At the time I write this, a "good" 120GB solid state drive will cost you $200; such an example is the Intel SSDSA2CW120G3K5, a.k.a. "320 Series".
Generally speaking, nobody really needs more than 120GB for a host drive. In fact, you could get away with an 80GB easily. Remember, Windows 7 does not take up a lot of space on its own, and one of its selling points is that it is much smaller than Vista’s footprint. In reality, Win7 is really close to XP’s footprint (assuming Service Pack 3 with all updates). A common misunderstanding about Win7 is "it’s newer so it must be bigger". Wrong. Microsoft took out a ton of chunk from Vista to 7, just like Apple took out a ton of chunk in OS X from Tiger to the present Lion.

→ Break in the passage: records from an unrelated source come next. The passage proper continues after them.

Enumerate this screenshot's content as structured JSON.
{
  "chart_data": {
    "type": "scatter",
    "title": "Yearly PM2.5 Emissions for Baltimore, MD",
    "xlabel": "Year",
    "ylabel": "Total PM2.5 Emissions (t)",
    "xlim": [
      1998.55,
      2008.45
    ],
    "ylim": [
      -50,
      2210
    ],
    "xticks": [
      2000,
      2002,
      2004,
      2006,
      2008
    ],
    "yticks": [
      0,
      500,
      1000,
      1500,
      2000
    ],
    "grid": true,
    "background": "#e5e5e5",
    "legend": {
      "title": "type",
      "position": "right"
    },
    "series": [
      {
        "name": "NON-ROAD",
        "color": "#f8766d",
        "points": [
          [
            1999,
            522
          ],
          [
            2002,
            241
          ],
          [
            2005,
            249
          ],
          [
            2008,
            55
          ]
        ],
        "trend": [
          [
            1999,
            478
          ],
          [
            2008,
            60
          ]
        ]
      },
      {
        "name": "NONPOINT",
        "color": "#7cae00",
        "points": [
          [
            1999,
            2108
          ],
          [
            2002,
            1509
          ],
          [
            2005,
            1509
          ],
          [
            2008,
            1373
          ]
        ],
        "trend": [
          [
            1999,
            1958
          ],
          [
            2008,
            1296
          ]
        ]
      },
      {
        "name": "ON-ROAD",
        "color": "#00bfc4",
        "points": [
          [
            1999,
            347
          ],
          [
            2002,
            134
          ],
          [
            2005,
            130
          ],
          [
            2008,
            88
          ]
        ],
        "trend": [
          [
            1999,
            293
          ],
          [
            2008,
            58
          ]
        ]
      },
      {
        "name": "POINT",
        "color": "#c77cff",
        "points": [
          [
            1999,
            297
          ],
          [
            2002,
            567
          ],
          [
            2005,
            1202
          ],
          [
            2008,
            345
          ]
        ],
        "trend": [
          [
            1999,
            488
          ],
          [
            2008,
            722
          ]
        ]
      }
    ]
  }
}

Big apps are things like modern games, the Adobe Photoshop suite, certain video editing suites, Microsoft Office and so on. Just about everything else is on the small side.
The big data is audio, video and super-large images, and most people already use dedicated big-drive storage for that anyway, so again, there’s really no reason to have a huge host drive.
If the idea of SSD sounds like a good idea to you (and it is, which I’ll explain in a moment), there’s a standing rule when it comes to this technology: DON’T GO CHEAP. Don’t do it. With SSD, the memory has to be built in a way that will stand the test of time. Safe bets with SSD are Intel, Crucial and Samsung. And yes, you can go by brand here to determine which you should get. If you decide to go bargain hunting with SSD, that’s a bad idea, because at some point your SSD will simply stop working and it will probably happen in less than 2 years.
Granted, you can get a 120GB SSD for under $100, but I wouldn’t. This is your host drive we’re talking about here, so it should be a good one. If you don’t, you’ll appreciate the speed of your cheap SSD, but it will have a short life, and that’s no good.
The worst use of SSD?
Any SSD setup with Windows XP as the operating system. Now I’m sure I’ll get a comment or two from people that say "I’m running XP on my SSD and it runs great!" You got lucky (and your luck will run out), because the Microsoft kernel for XP simply doesn’t ‘agree’ with SSD. Ever try to run XP off a USB stick? Then you know how difficult it is to get working with Flash-based memory, and once working the stability is ‘shaky’ at best.
All it takes to destroy an XP setup on SSD is one bad pagefile write to the drive, and that’s it – dead operating system; it will happen with absolutely no warning at all. You’ll be in the middle of doing something, and.. crash. Go to reboot, and… nothing. The SSD will still work, but you’ll have to completely "blow away" the partitions, reinstall the OS and start all over again.
At bare minimum for the Windows environment, Vista is required. Win7 is obviously better because there’s not nearly as much bloat. Regardless of which you go with, you need that modern Windows kernel to run SSD correctly. If you don’t and use XP, eventually you’ll have a dead OS because XP’s kernel doesn’t handle SSD the way it’s supposed to.
As for Linux, it is suggested you use a bare minimum kernel version 3. While 2.6 can handle SSD very well, you’re better off with 3 to take advantage of newer technologies. In fact, the latest Linux kernel 3.4 was literally released less than two weeks ago.
Where will you see the most improvement with SSD over HDD?
Undoubtedly, you will see a tremendous speed increase with laptops. The vast majority of laptops come equipped with 5400 RPM 2.5-inch HDDs. Going from 5400 RPM HDD to SSD is a night-and-day difference. You’ll think you just gave your laptop an upgrade from a single-core CPU to an 8-core; it’s that fast. When you eliminate the 5400 RPM bottleneck in a laptop, the difference is amazing.
On the desktop side of things, yes there is a notable increase in speed for pretty much everything. While not as noticeable as it would be on a laptop, you’ll still see significant speed improvements.
Does spending the cash on SSD now save you money in the future?
There’s a good chance it will.
Most people blame computer slowness on not having a fast enough CPU, not having enough RAM or not having a fast enough video card. But more often than not it’s the HDD which is the thing making your computer slow more than anything else; that’s the bottleneck.
As long as things continue to run quickly as expected, that’s all that matters and you won’t have to upgrade as often. When things are running fast, you won’t see any need to upgrade for a good long time, and that’s where the savings comes in.
In the end, yes it’s totally worth it to pony up the $200 for a 120GB SSD host drive. It’s most likely true you’ll have to reinstall your WinVista/7 or Linux-based OS, but the speed after going through that hassle is well worth it.